Le métier de l’intégrateur en ce sens a donc beaucoup évolué, il s’agit de récupérer les datas du bâtiment et de les exploiter au plus simple pour mettre en œuvre les services ad hoc pour le client.
Qui veut gagner le « gros lot »… Smart ?
« Pour faire un bâtiment smart, on ne peut plus limiter la réflexion aux régulations et à des remontées d’informations par lot, vers un ou des superviseurs locaux qui vont réaliser un optimum local, parfois éloigné de l’usage réel du bâtiment. On commence ainsi à voir émerger, surtout sur les gros projets, la notion de lot “système ou smart”, un lot pas forcément conséquent mais qui est transversal et qui va définir le serveur de données intelligent permettant de répondre à des services, et non plus à des optimums par lot », explique l’expert de Cegelec 3S.
Un point clé car ce lot système ou smart est aussi coordinateur, et ce n’est pas faire un projet moins cher que de le penser et prévoir dès les premières étapes.
Des données, mais pour quels services ?
Les données doivent circuler pour l’efficience du bâtiment, c’est-à-dire sur trois points principaux. « En premier lieu, il y a les économies d’énergie et on peut très vite réaliser sur un bâtiment classique de 20 à 30 % en maîtrisant le bâtiment et en l’optimisant finement. Vannes thermostatiques, objets connectés de détection de présence, détection d’ouverture de fenêtre, les éléments que l’on peut ajouter créent de la valeur avec un ROI rapide », illustre l’expert de Cegelec 3S.
En deuxième lieu, il s’agit d’améliorer la gestion de la maintenance et de limiter les problématiques de pannes intempestives, qui auraient pu être évitées avec une analyse plus fine des situations, et demain avec l’intelligence artificielle insérée dans une GMAO ou dans un module complémentaire de la solution de supervision.
En troisième lieu, il s’agit d’optimiser l’espace occupé : détection de présence, capteurs multiples, traceurs de flux de déplacement, la palette est large pour faire en sorte que le confort soit apporté de façon optimale là où on en a besoin, tout en optimisant l’espace.

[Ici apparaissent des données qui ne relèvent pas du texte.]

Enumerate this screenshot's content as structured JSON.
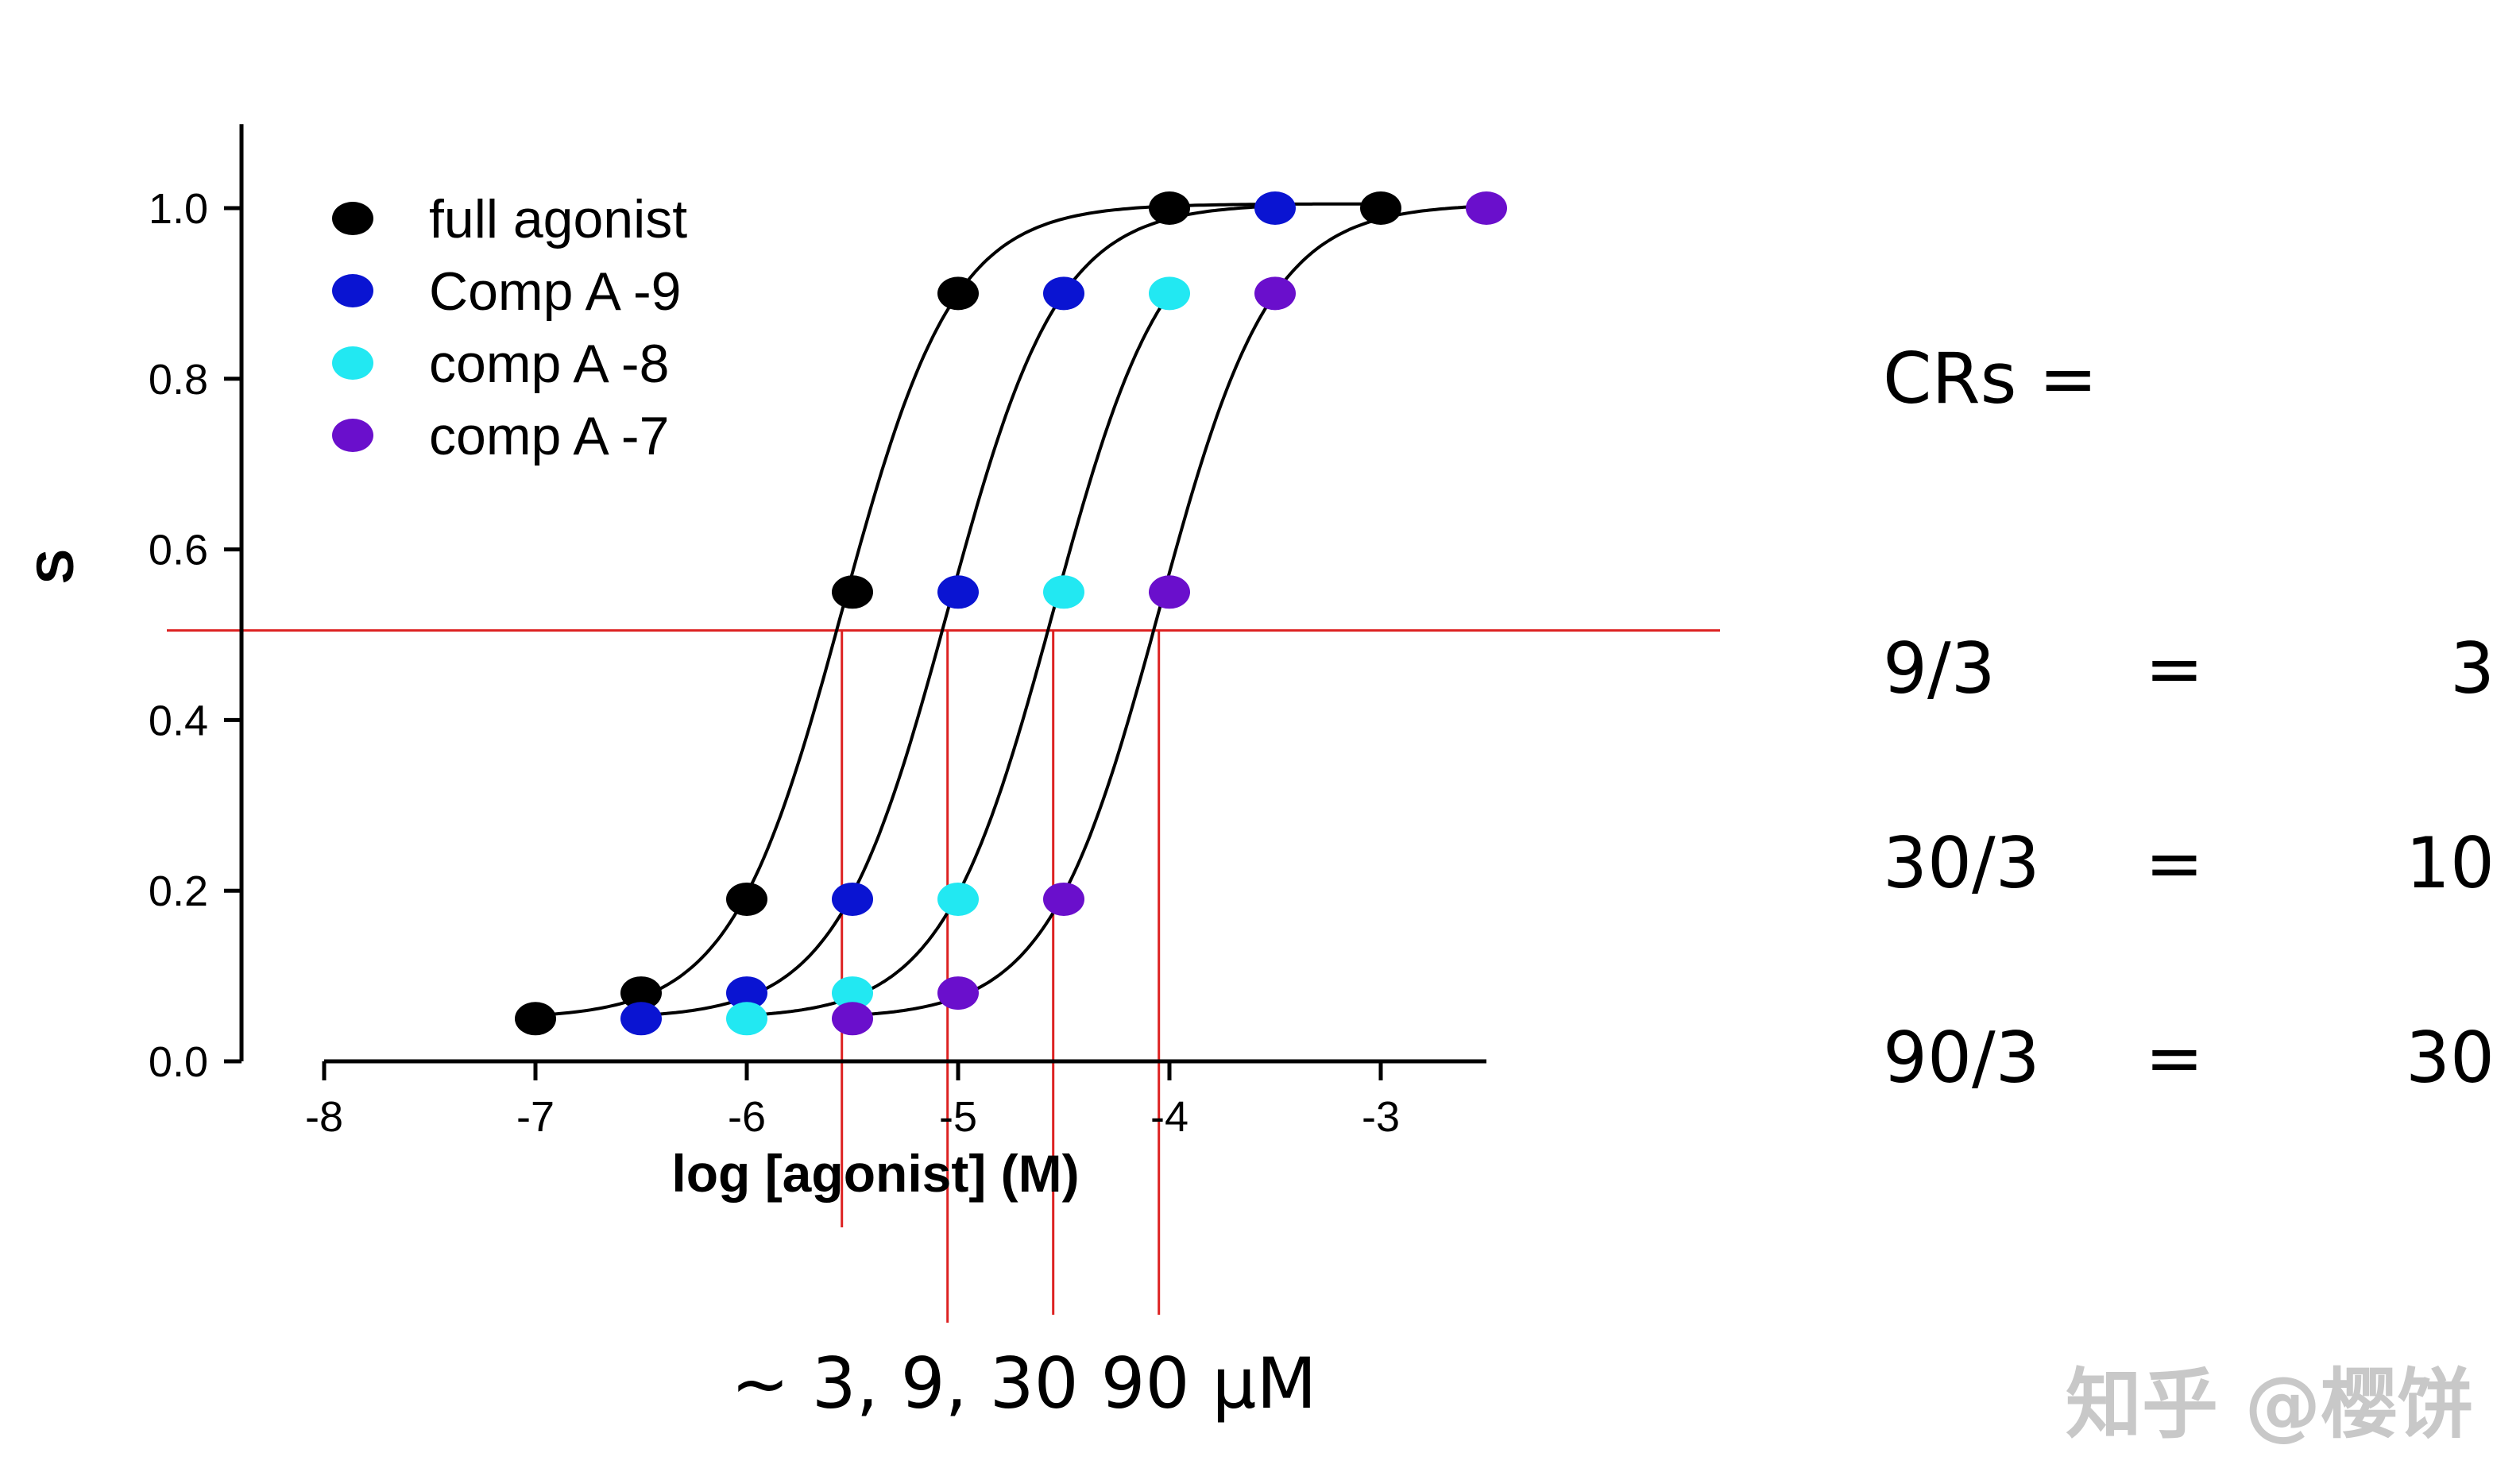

« Prenons le cas de la réservation d’un grand amphi pouvant accueillir jusqu’à 500 personnes. S’il est réservé en hiver et seulement pour 10 personnes présentes, une petite salle est suffisante », illustre Sylvain Massin, de Cegelec. Gérer l’inoccupation est un premier pas, le second pas est souvent de gérer les usages avec non seulement des comptages énergétiques, mais aussi de la présence humaine.
Comment se protéger de menaces ou vols de données ?
« La sécurité des données doit être à tous les niveaux, depuis les couches dites basses jusqu’à la supervision, l’hypervision et les applicatifs externes dans le cloud, précise Prudence Soto, de Sauter Regulation. La passerelle vers l’extérieur est souvent un automate particulier qui intègre un Web server et les solutions VPN sont utilisées avec cryptage pour les échanges de données entre les sites distants et la supervision, voire plus généralement entre les flux de données vers le cloud et le bâtiment. Par exemple, la dernière gamme d’automate Sauter modulo6 dispose d’une interface réseau entièrement indépendante du réseau du bâtiment et forme ainsi une sorte de “pare-feu” entre l’IoT et le réseau du bâtiment, répondant ainsi aux impératifs de cybersécurité grâce à sa conception selon le standard international IEC 62443 et au protocole standard BACnet/SC (BACnet Secure Connect). »
En ce qui concerne la cybersécurité, pour la partie supervision et hypervision proprement dite, l’éditeur Codra est aujourd’hui le seul éditeur à avoir passé la certification CSPN auprès de l’ANSSI. « Ce qui revient à utiliser un logiciel intégrant nativement des fonctions de cybersécurité avancées. La solution de supervision étant un point central du projet, il est essentiel d’utiliser un outil ajustable aux enjeux de cybersécurité du client. Nos clients intégrateurs l’ont bien compris et l’on constate une forte montée en puissance de notre formation sur la cybersécurité », ajoute Loïc Drugeault, de Codra.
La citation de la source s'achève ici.